To calculate the moles, we use the formula:
moles = mass / molar mass
The molar mass of water (H2O) = 2(1.008 g/mol) + 16.00 g/mol = 18.016 g/mol
moles of water = 0.810 g / 18.016 g/mol = 0.045 mol
The molar mass of carbon dioxide (CO2) = 12.01 g/mol + 2(16.00 g/mol) = 44.01 g/mol
moles of carbon dioxide = 1.32 g / 44.01 g/mol = 0.030 mol
Step 2: Determine the moles of hydrogen (H), carbon (C), and oxygen (O).
In water, there are two moles of hydrogen for every one mole of water.
moles of hydrogen = 0.045 mol × 2 = 0.090 mol
In carbon dioxide, there is one mole of carbon for every one mole of carbon dioxide.
moles of carbon = 0.030 mol
In carbon dioxide, there are two moles of oxygen for every one mole of carbon dioxide.
moles of oxygen = 0.030 mol × 2 = 0.060 mol
Step 3: Calculate the moles of nitrogen (N) from the ammonia (NH3) obtained.
The molar mass of ammonia (NH3) = 14.01 g/mol + 3(1.008 g/mol) = 17.035 g/mol
moles of ammonia = 0.284 g / 17.035 g/mol = 0.0167 mol
Step 4: Compare the moles of nitrogen (N) with the moles of carbon (C), hydrogen (H), and oxygen (O).

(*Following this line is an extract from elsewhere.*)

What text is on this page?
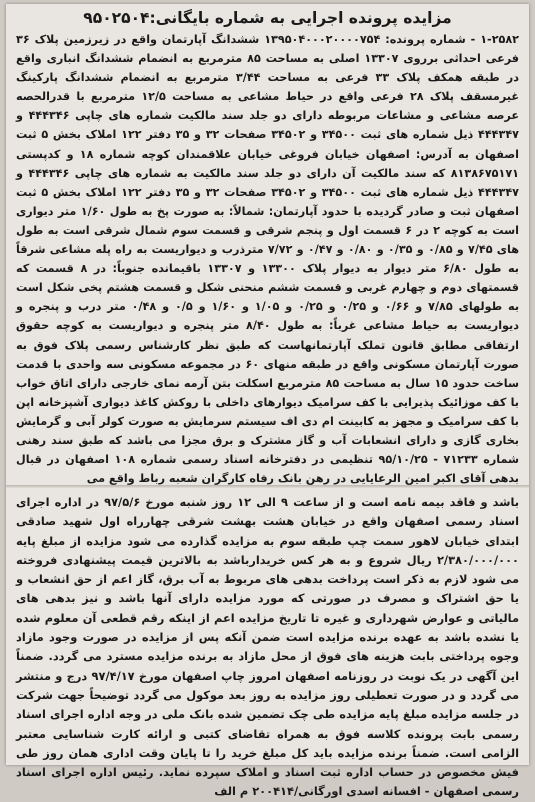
مزایده پرونده اجرایی به شماره بایگانی:۹۵۰۲۵۰۴

۱-۲۵۸۲ - شماره پرونده: ۱۳۹۵۰۴۰۰۰۲۰۰۰۰۷۵۴ ششدانگ آپارتمان واقع در زیرزمین پلاک ۳۶ فرعی احداثی برروی ۱۳۳۰۷ اصلی به مساحت ۸۵ مترمربع به انضمام ششدانگ انباری واقع در طبقه همکف پلاک ۳۳ فرعی به مساحت ۳/۴۴ مترمربع به انضمام ششدانگ پارکینگ غیرمسقف پلاک ۲۸ فرعی واقع در حیاط مشاعی به مساحت ۱۲/۵ مترمربع با قدرالحصه عرصه مشاعی و مشاعات مربوطه دارای دو جلد سند مالکیت شماره های چاپی ۴۴۴۳۴۶ و ۴۴۴۳۴۷ ذیل شماره های ثبت ۳۴۵۰۰ و ۳۴۵۰۲ صفحات ۳۲ و ۳۵ دفتر ۱۲۲ املاک بخش ۵ ثبت اصفهان به آدرس: اصفهان خیابان فروغی خیابان علاقمندان کوچه شماره ۱۸ و کدپستی ۸۱۳۸۶۷۵۱۷۱ که سند مالکیت آن دارای دو جلد سند مالکیت به شماره های چاپی ۴۴۴۳۴۶ و ۴۴۴۳۴۷ ذیل شماره های ثبت ۳۴۵۰۰ و ۳۴۵۰۲ صفحات ۳۲ و ۳۵ دفتر ۱۲۲ املاک بخش ۵ ثبت اصفهان ثبت و صادر گردیده با حدود آپارتمان: شمالاً: به صورت پخ به طول ۱/۶۰ متر دیواری است به کوچه ۲ در ۶ قسمت اول و پنجم شرقی و قسمت سوم شمال شرقی است به طول های ۷/۴۵ و ۰/۸۵ و ۰/۳۵ و ۰/۸۰ و ۰/۴۷ و ۷/۷۲ مترذرب و دیواریست به راه پله مشاعی شرقاً به طول ۶/۸۰ متر دیوار به دیوار پلاک ۱۳۳۰۰ و ۱۳۳۰۷ باقیمانده جنوباً: در ۸ قسمت که قسمتهای دوم و چهارم غربی و قسمت ششم منحنی شکل و قسمت هشتم پخی شکل است به طولهای ۷/۸۵ و ۰/۶۶ و ۰/۲۵ و ۰/۲۵ و ۱/۰۵ و ۱/۶۰ و ۰/۵ و ۰/۴۸ متر درب و پنجره و دیواریست به حیاط مشاعی غرباً: به طول ۸/۴۰ متر پنجره و دیواریست به کوچه حقوق ارتفاقی مطابق قانون تملک آپارتمانهاست که طبق نظر کارشناس رسمی پلاک فوق به صورت آپارتمان مسکونی واقع در طبقه منهای ۶۰ در مجموعه مسکونی سه واحدی با قدمت ساخت حدود ۱۵ سال به مساحت ۸۵ مترمربع اسکلت بتن آرمه نمای خارجی دارای اتاق خواب با کف موزائیک پذیرایی با کف سرامیک دیوارهای داخلی با روکش کاغذ دیواری آشپزخانه اپن با کف سرامیک و مجهز به کابینت ام دی اف سیستم سرمایش به صورت کولر آبی و گرمایش بخاری گازی و دارای انشعابات آب و گاز مشترک و برق مجزا می باشد که طبق سند رهنی شماره ۷۱۲۳۳ - ۹۵/۱۰/۲۵ تنظیمی در دفترخانه اسناد رسمی شماره ۱۰۸ اصفهان در قبال بدهی آقای اکبر امین الرعایایی در رهن بانک رفاه کارگران شعبه رباط واقع می

باشد و فاقد بیمه نامه است و از ساعت ۹ الی ۱۲ روز شنبه مورخ ۹۷/۵/۶ در اداره اجرای اسناد رسمی اصفهان واقع در خیابان هشت بهشت شرقی چهارراه اول شهید صادقی ابتدای خیابان لاهور سمت چپ طبقه سوم به مزایده گذارده می شود مزایده از مبلغ پایه ۲/۳۸۰/۰۰۰/۰۰۰ ریال شروع و به هر کس خریدارباشد به بالاترین قیمت پیشنهادی فروخته می شود لازم به ذکر است پرداخت بدهی های مربوط به آب برق، گاز اعم از حق انشعاب و یا حق اشتراک و مصرف در صورتی که مورد مزایده دارای آنها باشد و نیز بدهی های مالیاتی و عوارض شهرداری و غیره تا تاریخ مزایده اعم از اینکه رقم قطعی آن معلوم شده یا نشده باشد به عهده برنده مزایده است ضمن آنکه پس از مزایده در صورت وجود مازاد وجوه پرداختی بابت هزینه های فوق از محل مازاد به برنده مزایده مسترد می گردد. ضمناً این آگهی در یک نوبت در روزنامه اصفهان امروز چاپ اصفهان مورخ ۹۷/۴/۱۷ درج و منتشر می گردد و در صورت تعطیلی روز مزایده به روز بعد موکول می گردد توضیحاً جهت شرکت در جلسه مزایده مبلغ پایه مزایده طی چک تضمین شده بانک ملی در وجه اداره اجرای اسناد رسمی بابت پرونده کلاسه فوق به همراه تقاضای کتبی و ارائه کارت شناسایی معتبر الزامی است. ضمناً برنده مزایده باید کل مبلغ خرید را تا پایان وقت اداری همان روز طی فیش مخصوص در حساب اداره ثبت اسناد و املاک سپرده نماید. رئیس اداره اجرای اسناد رسمی اصفهان - افسانه اسدی اورگانی/۲۰۰۴۱۴ م الف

To do this, divide each mole value by the smallest mole value (0.0167 mol).
moles of nitrogen (N) = 0.0167 mol / 0.0167 mol = 1
moles of hydrogen (H) = 0.090 mol / 0.0167 mol ≈ 5.39
moles of carbon (C) = 0.030 mol / 0.0167 mol ≈ 1.80
moles of oxygen (O) = 0.060 mol / 0.0167 mol ≈ 3.59
Step 5: Convert the mole ratios to whole numbers.
Since we want to determine the empirical formula, we need to find the simplest whole-number ratio. In this case, we can multiply all of the mole values by a factor to get the simplest ratios:
moles of nitrogen (N) = 1 × 1 = 1
moles of hydrogen (H) = 5.39 × 1 = 5
moles of carbon (C) = 1.80 × 1 = 2
moles of oxygen (O) = 3.59 × 1 = 4
The empirical formula of the substance is N1H5C2O4.